Jim Anderson (17 November 1869 – 13 September 1947) was an Australian rules footballer who played for the Essendon Football Club in the Victorian Football League (VFL).

==Family==
The son of John Stewart Anderson (1846-1918), and Rebecca Irene Anderson (1835-1915), née Oswald, née Tyrer, James Anderson was born at Sandford, near Casterton, Victoria on 17 November 1869.

He married Phoebe Faull Rodda (1871-1955) on 30 September 1896.

==Football==
===Essendon (VFA)===
Recruited from Scotch College, Melbourne, then situated in East Melbourne, Anderson, a defender, played in three successive premiership teams in 1892-1894 during his time with Essendon in the VFA.

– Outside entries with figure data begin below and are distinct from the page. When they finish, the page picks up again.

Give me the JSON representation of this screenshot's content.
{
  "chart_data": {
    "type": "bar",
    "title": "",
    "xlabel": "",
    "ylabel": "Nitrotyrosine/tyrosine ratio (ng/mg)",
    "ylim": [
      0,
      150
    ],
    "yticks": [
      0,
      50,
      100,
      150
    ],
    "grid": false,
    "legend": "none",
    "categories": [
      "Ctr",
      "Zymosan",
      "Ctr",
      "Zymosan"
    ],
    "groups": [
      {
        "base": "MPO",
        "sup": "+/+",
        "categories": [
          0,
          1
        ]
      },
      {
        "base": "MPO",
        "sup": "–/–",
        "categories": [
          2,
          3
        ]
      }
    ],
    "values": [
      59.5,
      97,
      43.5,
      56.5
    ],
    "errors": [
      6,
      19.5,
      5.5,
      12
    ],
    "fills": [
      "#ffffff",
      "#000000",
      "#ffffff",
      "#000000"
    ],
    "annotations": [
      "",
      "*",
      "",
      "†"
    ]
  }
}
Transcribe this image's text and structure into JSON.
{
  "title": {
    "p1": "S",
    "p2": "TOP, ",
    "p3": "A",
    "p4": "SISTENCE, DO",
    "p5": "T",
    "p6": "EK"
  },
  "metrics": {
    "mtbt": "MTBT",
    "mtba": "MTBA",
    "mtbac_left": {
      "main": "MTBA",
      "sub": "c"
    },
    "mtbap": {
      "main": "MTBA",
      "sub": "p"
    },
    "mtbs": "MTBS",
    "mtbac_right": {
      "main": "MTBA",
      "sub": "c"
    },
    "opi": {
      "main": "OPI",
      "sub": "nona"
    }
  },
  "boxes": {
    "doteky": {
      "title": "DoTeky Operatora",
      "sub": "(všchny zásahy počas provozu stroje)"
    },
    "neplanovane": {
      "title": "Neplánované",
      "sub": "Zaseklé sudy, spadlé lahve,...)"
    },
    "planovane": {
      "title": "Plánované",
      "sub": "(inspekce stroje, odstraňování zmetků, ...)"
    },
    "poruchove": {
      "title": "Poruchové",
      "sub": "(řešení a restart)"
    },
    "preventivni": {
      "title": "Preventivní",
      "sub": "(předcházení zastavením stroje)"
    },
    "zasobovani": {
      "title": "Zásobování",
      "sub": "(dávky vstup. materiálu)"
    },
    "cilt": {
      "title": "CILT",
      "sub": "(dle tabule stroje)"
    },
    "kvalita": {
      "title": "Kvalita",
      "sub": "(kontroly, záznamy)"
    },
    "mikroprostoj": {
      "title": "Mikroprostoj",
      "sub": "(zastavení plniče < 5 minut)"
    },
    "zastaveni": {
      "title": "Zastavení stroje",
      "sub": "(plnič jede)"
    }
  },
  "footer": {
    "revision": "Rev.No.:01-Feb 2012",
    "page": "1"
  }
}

In his debut match, playing against North Melbourne in the first home-and-away match for the 1892 season, at the East Melbourne Cricket Ground, on 7 May 1892, it was noted that "Anderson, a Scotch College follower, played remarkably well", and that he was "a very promising follower" (especially significant given that the experienced follower, Fred Ball, in the second of his six seasons with Essendon, was unable to play in that match due to illness).

===Essendon (VFL)===
Playing at center half-back, he was one of the 20 who played for Essendon in its first VFL match against Geelong, at Corio Oval, on 8 May 1897: Jim Anderson, Edward "Son" Barry, Arthur Cleghorn, Tod Collins, Jim Darcy, Charlie Forbes, Johnny Graham, Joe Groves, George Hastings, Ted Kinnear, George Martin, Bob McCormick, Pat O'Loughlin, Gus Officer, Ned Officer, Bert Salkeld, George Stuckey, George Vautin, Norman Waugh, and Harry Wright.

He was also a member of VFL premiership team in 1897 (there was no Grand Final in 1897) and in the 1901 team that beat Collingwood in the Grand Final.

In 1903 and for part of 1904, he was club captain, and he twice represented Victoria at interstate football.

He played a total of 201 VFA and VFL games over 14 seasons, becoming the first Essendon player to play 200 games, with his games total being the club record until it was broken by Dick Reynolds in Round 8, 1945.

===Horsham (WFA)===
In 1906 he became the captain-coach of the Horsham Football Club in the Wimmera Football Association. He was still playing at the age of 43.

==Death==
He died at Horsham, Victoria on 13 September 1947.